Why, for example, were there so many outages and why did they last so long, especially in the state’s largest communities? Were the state’s two major utility companies, Central Maine Power Co. and Emera Maine, prepared for the storm and its consequences? Was their response well coordinated or haphazard and inconsistent?

Answering such questions is important to knowing what went right and what went wrong during and after the fall wind and rain storm. More important, understanding what happened — and making changes if needed — are critical for the future, as we know that storms will become more powerful as climate change accelerates.

Both the Public Utilities Commission and Maine Legislature plan to review the storm’s impacts and costs. The PUC, as part of its routine regulatory process, will determine how much of the repair and restoration costs are passed on to the utilities’ ratepayers.

CMP and Emera must submit data annually to state regulators on storm outages and response. The PUC is considering upping accountability measures in light of the recent widespread outages.

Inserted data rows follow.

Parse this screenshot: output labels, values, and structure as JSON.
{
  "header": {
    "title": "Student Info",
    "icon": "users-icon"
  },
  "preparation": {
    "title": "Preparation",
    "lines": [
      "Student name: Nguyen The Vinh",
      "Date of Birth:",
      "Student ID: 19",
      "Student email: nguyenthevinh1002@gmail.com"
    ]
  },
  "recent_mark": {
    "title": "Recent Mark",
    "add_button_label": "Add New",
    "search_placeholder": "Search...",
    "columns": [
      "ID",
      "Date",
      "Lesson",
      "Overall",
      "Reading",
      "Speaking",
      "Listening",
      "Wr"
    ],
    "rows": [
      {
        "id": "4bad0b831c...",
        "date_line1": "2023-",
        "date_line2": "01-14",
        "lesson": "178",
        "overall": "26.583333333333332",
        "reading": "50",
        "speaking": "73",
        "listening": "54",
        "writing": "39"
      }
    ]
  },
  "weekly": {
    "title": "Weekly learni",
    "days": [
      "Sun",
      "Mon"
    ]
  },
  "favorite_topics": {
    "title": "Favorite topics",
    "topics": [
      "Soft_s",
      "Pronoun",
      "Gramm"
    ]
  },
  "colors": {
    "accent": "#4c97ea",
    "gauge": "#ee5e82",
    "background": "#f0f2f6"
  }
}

CMP, which has many more customers than Emera, had a high of 470,000 customers without power, while Emera had about 89,000 without service at its height. The outages closed business and schools for days.

As part of these reviews, utility customers, lawmakers and others must be prepared for some answers they won’t like. As one example, utility regulation, and incentives, have changed over recent decades. Until the early 2000s, utilities were locally owned and they made money by providing reliable electrical service to their customers. There was an incentive to have a lot of staff on the payroll.

Over time, new rate structures, both in Maine and through the New England power grid, encouraged these utilities to shrink their staffs and to invest in energy transmission — carrying power over long distances — rather than the distribution of power to local customers.

At the local level, the best way to avoid power outages it so cut all trees near power lines or to bury those lines. Both are very expensive and the cost would be borne by customers, who likely don’t want to see large rate increases to pay for this work.

As another example, when there are widespread power outages, utilities companies need hundreds of crews to restore power. However, it makes no sense to have those crews on the payroll year round when they may only be needed for a few days or weeks. As a result, utility companies rely on their counterparts in other states and provinces to provide the needed workers. It can take time for these crews to get to Maine, leaving frustrated customers without power.

CMP has been criticized because it invested $1.4 billion in a Maine Power Reliability Program to modernize and enhance transmission of its 40-year-old bulk power system in 2012. That program, and its smart grid system, appear to have done little to lessen the number of outages or to accurately track where power was out and when it would be restored.

Understanding what worked and what didn’t, and where regulators can apply pressure to ensure improvements, must be the focus the review work ahead. The task is less about assigning blame than about making needed improvements to minimize outages in the future.